- Specialty: Urology, dermatology

= Cutaneous endometriosis =

Medical condition

Cutaneous endometriosis is characterized by the appearance of papules at the umbilicus or in lower abdominal scars after gynecologic surgery. The size averages to 2 cm in diameter. Its colour ranges from blue to violet, brown or skin-coloured.

Rarely, endometriosis may present inside the muscles of the abdominal wall instead of the skin after cesarean section.

== Signs and symptoms ==
The traditional manifestation of cutaneous endometriosis is a hard nodule or papule with an average diameter of 2 cm. If a patient presents with a nodule at the umbilicus and exhibits symptoms like discomfort, itching, bleeding, or discharge, it is recommended to consider umbilical endometriosis. Localized indications of inflammation, like erythema, could be present in the impacted regions.
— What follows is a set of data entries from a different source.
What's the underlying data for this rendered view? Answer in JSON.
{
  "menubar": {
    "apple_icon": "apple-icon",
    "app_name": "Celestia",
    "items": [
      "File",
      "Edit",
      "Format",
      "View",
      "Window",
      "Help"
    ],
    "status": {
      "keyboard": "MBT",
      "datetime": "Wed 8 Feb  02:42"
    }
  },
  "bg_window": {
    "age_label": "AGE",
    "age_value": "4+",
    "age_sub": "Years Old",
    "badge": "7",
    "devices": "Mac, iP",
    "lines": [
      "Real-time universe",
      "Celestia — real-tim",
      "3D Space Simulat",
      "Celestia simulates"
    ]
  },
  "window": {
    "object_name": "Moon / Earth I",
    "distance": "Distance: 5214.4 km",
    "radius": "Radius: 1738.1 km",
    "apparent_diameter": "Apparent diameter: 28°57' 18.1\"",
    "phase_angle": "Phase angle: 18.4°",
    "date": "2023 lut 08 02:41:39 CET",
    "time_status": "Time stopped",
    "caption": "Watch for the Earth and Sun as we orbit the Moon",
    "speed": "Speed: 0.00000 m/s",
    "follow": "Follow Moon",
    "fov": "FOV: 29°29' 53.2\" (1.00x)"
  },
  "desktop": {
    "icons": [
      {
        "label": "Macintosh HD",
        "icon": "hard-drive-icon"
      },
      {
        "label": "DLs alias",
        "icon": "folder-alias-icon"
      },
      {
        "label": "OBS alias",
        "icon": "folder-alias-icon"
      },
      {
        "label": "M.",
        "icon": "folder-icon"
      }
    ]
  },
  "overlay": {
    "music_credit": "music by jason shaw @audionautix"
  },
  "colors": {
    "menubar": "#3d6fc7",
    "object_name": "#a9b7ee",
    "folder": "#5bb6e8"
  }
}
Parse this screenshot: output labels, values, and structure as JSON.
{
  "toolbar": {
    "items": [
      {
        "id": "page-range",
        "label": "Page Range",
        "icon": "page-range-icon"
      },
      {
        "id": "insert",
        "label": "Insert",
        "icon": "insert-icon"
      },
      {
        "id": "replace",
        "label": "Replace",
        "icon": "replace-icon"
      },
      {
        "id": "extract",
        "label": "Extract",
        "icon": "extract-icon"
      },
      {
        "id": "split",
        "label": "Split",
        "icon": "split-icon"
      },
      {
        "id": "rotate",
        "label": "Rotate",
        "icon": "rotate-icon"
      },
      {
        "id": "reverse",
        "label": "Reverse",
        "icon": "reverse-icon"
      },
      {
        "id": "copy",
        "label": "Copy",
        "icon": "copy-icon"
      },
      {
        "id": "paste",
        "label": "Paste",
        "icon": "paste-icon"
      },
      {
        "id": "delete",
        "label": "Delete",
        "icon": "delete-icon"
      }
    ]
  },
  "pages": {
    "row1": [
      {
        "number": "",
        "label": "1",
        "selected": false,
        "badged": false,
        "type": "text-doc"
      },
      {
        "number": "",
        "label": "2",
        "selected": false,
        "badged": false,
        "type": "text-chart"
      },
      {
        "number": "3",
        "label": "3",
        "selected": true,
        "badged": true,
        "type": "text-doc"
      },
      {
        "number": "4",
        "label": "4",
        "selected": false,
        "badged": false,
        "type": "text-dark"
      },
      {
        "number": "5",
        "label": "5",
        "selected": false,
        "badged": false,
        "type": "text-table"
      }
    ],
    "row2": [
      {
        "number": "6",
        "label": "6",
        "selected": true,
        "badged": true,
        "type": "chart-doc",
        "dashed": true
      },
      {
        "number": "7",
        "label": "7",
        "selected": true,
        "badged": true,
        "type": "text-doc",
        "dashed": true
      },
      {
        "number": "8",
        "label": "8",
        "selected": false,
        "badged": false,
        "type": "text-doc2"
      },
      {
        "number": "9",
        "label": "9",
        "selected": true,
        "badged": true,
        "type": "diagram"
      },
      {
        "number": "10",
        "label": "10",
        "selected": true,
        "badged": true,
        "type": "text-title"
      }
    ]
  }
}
Symptoms are often reported to fluctuate with the menstrual cycle. In the umbilical endometriosis, pain and other catamenial symptoms were each reported in over 80% of cases, and bleeding was reported in about 50%. In caesarean scar endometriosis cases, cyclical pain was reported by over 85% of patients.

== Causes ==
There are two types of cutaneous endometriosis: primary and secondary. Primary cutaneous endometriosis is known to develop spontaneously, yet its exact cause is unknown. It is believed that treatments related to abdominal or pelvic surgery that result in the implantation of endometrial tissue into the skin are the cause of secondary cutaneous endometriosis.

== Diagnosis ==
A biopsy of the lesion and subsequent histological analysis can be used to confirm the diagnosis.

== Treatment ==
For cutaneous endometriosis, there are two possible treatment modalities: hormone therapy and surgery. Oral contraceptives, and gonadotropin-releasing hormonal agonists are examples of hormonal therapy.